In the Hawaiian mind, care for each aspect of nature, the kino lau (myriad body-forms) of the elder life forms, was a way of life. This concept is still expressed by Hawaiian kūpuna (elders) through the present day, and passed on in many native families. Also, in this cultural context, anything which damages the native nature of the land, forests, ocean, and kino lau therein, damages the integrity of the whole. Thus caring for, and protecting the land and ocean resources, is a way of life.” –Kepā Maly & Onaona Maly
Laʻieikawai (depicted above) and her twin sister Laʻielohelohe were princesses, and were born in Lāʻie, Oʻahu. They were separated and hidden away from their father who had all his daughters killed at birth because he wanted a first born son.
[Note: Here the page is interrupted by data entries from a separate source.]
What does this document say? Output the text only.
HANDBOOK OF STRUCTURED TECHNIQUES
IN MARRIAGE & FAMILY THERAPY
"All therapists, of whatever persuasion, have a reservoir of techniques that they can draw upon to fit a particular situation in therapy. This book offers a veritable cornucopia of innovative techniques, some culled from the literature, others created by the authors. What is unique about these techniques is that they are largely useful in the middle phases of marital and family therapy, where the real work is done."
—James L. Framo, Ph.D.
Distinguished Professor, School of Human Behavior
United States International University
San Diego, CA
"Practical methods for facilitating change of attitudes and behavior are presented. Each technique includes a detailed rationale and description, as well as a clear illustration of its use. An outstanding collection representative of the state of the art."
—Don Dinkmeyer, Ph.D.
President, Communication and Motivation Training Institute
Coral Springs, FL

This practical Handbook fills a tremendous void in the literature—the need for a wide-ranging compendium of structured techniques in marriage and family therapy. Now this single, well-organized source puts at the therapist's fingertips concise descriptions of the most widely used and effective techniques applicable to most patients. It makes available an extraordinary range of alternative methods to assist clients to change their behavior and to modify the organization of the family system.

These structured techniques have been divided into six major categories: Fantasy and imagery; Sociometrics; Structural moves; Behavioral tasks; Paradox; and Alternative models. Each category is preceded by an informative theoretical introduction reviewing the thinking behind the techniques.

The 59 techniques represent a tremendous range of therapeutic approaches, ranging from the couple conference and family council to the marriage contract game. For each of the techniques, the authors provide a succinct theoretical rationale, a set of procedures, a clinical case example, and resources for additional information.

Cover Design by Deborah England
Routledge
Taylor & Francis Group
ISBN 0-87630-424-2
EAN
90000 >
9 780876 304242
Laʻieikawai was hidden in a cave which was only accessed by diving in pool of water named Waiapuka. Soon it was well known that someone of royalty resided nearby because of the rainbow that graced the sky above her cave dwelling. Her grandmother Waka secretly tried to smuggle her to Paliuli, Puna, Hawai’i Island. On the way there others heard of her beauty and the rumors travelled all throughout the islands. Aiwohikupua, a chief from the island of Kaua’i decided he would pursue her. At her home in Paliuli, Laieikawai was attended by supernatural birds such as the ‘i’iwi polena. It is said she could float on the wings of the birds. While other royalty in Hawai’i had mere feather capes and cloaks, Laʻieikawai had a house made of the sacred feathers.
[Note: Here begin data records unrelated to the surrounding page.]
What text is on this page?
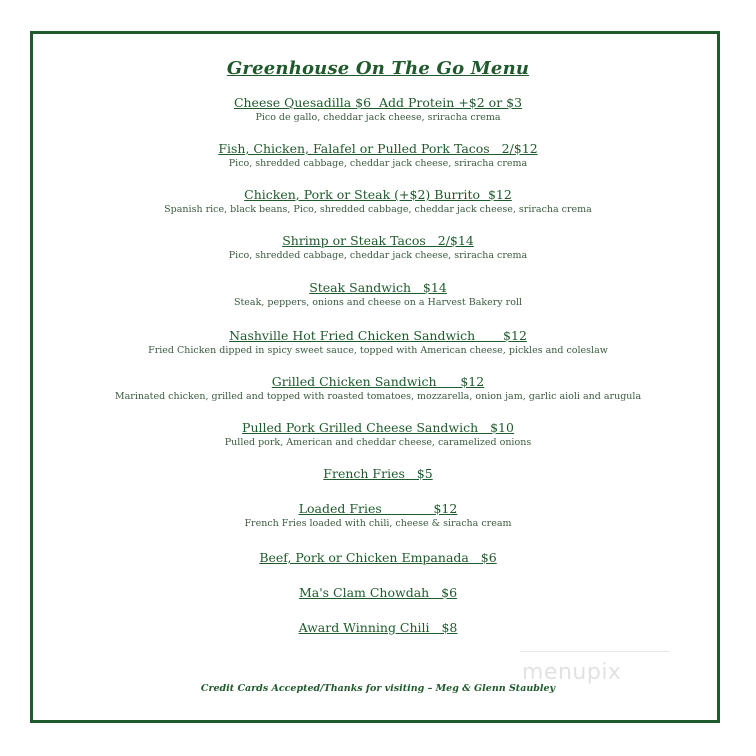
Greenhouse On The Go Menu
Cheese Quesadilla $6  Add Protein +$2 or $3
Pico de gallo, cheddar jack cheese, sriracha crema
Fish, Chicken, Falafel or Pulled Pork Tacos   2/$12
Pico, shredded cabbage, cheddar jack cheese, sriracha crema
Chicken, Pork or Steak (+$2) Burrito  $12
Spanish rice, black beans, Pico, shredded cabbage, cheddar jack cheese, sriracha crema
Shrimp or Steak Tacos   2/$14
Pico, shredded cabbage, cheddar jack cheese, sriracha crema
Steak Sandwich   $14
Steak, peppers, onions and cheese on a Harvest Bakery roll
Nashville Hot Fried Chicken Sandwich       $12
Fried Chicken dipped in spicy sweet sauce, topped with American cheese, pickles and coleslaw
Grilled Chicken Sandwich      $12
Marinated chicken, grilled and topped with roasted tomatoes, mozzarella, onion jam, garlic aioli and arugula
Pulled Pork Grilled Cheese Sandwich   $10
Pulled pork, American and cheddar cheese, caramelized onions
French Fries   $5
Loaded Fries             $12
French Fries loaded with chili, cheese & siracha cream
Beef, Pork or Chicken Empanada   $6
Ma's Clam Chowdah   $6
Award Winning Chili   $8
menupix
Credit Cards Accepted/Thanks for visiting – Meg & Glenn Staubley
Hiʻiaka (depicted above), or the youngest Hiiaka, was the patron goddess of Hawai’i. Owls were her messengers and were sacred to her. Her common and family name means “carried egg” – “hiʻi”, to hold or carry in the arms (as a child), and “aka”, meaning embryo – referring to the story of how she was brought to Hawaiʻi by her sister Pele. Her family line is called Hiʻiaka, and they take on the task of bearing the clouds, providing rain, thunder and lightning variously, those of storms and those produced by Pele’s volcanoes. Hiʻiaka lived in a grove of Lehua trees which are sacred to her where she spent her days dancing with the forest spirits. Hiʻiaka was conceived in Tahiti, but carried in the form of an egg to Hawaiʻi by Pele, who kept the egg with her at all times to incubate it. From this, she earned her full name, Hiʻiaka-i-ka-poli-o-Pele: “Hiʻiaka in the bosom of Pele”. Hiʻiaka is Pele’s favorite and most loyal sister, although they have also had their differences. Hiʻiaka was the first God of this pantheon (the Pele family) born in Hawaii.
No ka ‘Elepaio Kolohe, (The Naughty ‘Elepaio), In this story the ‘Elepaio pecks a hole in Kanaka’s water gourd, provoking the man to throw a rock at him. ‘Elepaio flits about the forest trying to get sympathy from the other birds. In the end, ‘Elepaio learns that when you do bad things to others, bad things come back to you.